Years of calamity—in France, Norway, Crete, Singapore, and the Western Desert—had demonstrated the limits of this huge conscript army, including the capacity of staff officers and junior commanders to handle the immensely complex requirements of modern war. For Montgomery, simplicity was paramount, initiative to be discouraged. His battlefield was linear and sequential, meticulous and unimaginably violent.
This vision, which had made him Britain’s most successful and celebrated field general, was unlikely to carry the day above the Sangro, and Montgomery knew it. In late November, even before Eighth Army stalled along the Bernhardt Line, his frustration boiled over in a private five-page screed, “Reflections on the Campaigns in Italy, 1943.” He tattooed the cousins, of course: “The Americans do not understand how to fight the Germans…. They do not understand the great principles of surprise and concentration.” But most of his fire fell on Alexander. “He has very little idea as to how to operate armies in the field. When he has a conference of commanders, which is very seldom, it is a lamentable spectacle…. No one gets any orders, and we all do what we like.” He worried that “we may be led into further troubles in 1944 and will not finish off the war cleanly.”

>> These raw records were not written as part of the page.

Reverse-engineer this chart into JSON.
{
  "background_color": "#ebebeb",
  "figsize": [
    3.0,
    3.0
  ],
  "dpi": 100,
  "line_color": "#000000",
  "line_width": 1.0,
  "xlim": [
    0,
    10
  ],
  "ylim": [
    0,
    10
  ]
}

In short, Montgomery concluded, the war in Italy had become a detestable thing, “untidy and ad hoc.”
Montgomery’s last best hope to avoid a stalemate fell on the Canadian 1st Division, which in early December was ordered to force the narrow coastal plain in a final effort to at least reach Pescara and Highway 5, the lateral road to Rome.
Canada’s hour had finally
come. The country had entered the war in 1939 with fewer than five thousand professional soldiers and a callow militia of under fifty thousand. Within three years, the force grew to half a million, but Canadian troops had seen little action except for nine murderous hours in the French coastal town of Dieppe, where in August 1942 a raid gone awry left more than nine hundred Canadians dead and nearly two thousand captured. Canadian troops had fought with distinction in Sicily, but some feared that the war would end without a chance to avenge Dieppe or to prove the national mettle.
That chance would come fifteen miles south of Pescara, at Ortona, a port town built on its Adriatic promontory by Trojans fleeing their burning, high-walled city in the second millennium before Christ—or so it was said. Centuries of prosperity had ended in 1447, when Venetians fired Ortona’s fleet and arsenal. Now a decrepit sandstone castle beetled over the harbor and a few scraggly palm trees ringed the Piazza Municipale. But the more beguiling local landmarks included a domed twelfth-century cathedral that held the bones of St. Thomas the Apostle, and an even older church founded by Mary Magdalene—or so it was said. Most of Ortona’s ten thousand souls had fled to the mountains or toiled in German labor battalions; Wehrmacht sappers also blew holes in the harbor mole and sank two hundred boats to block the anchorage. The coastal road from the south, Highway 16, was easily severed by dropping a bridge below the town, leaving but a single approach road, which hugged a narrow ridge from the southwest. Still, the Germans were likely to fall back to more easily defended ridge-and-furrow country to the north—or so it was said.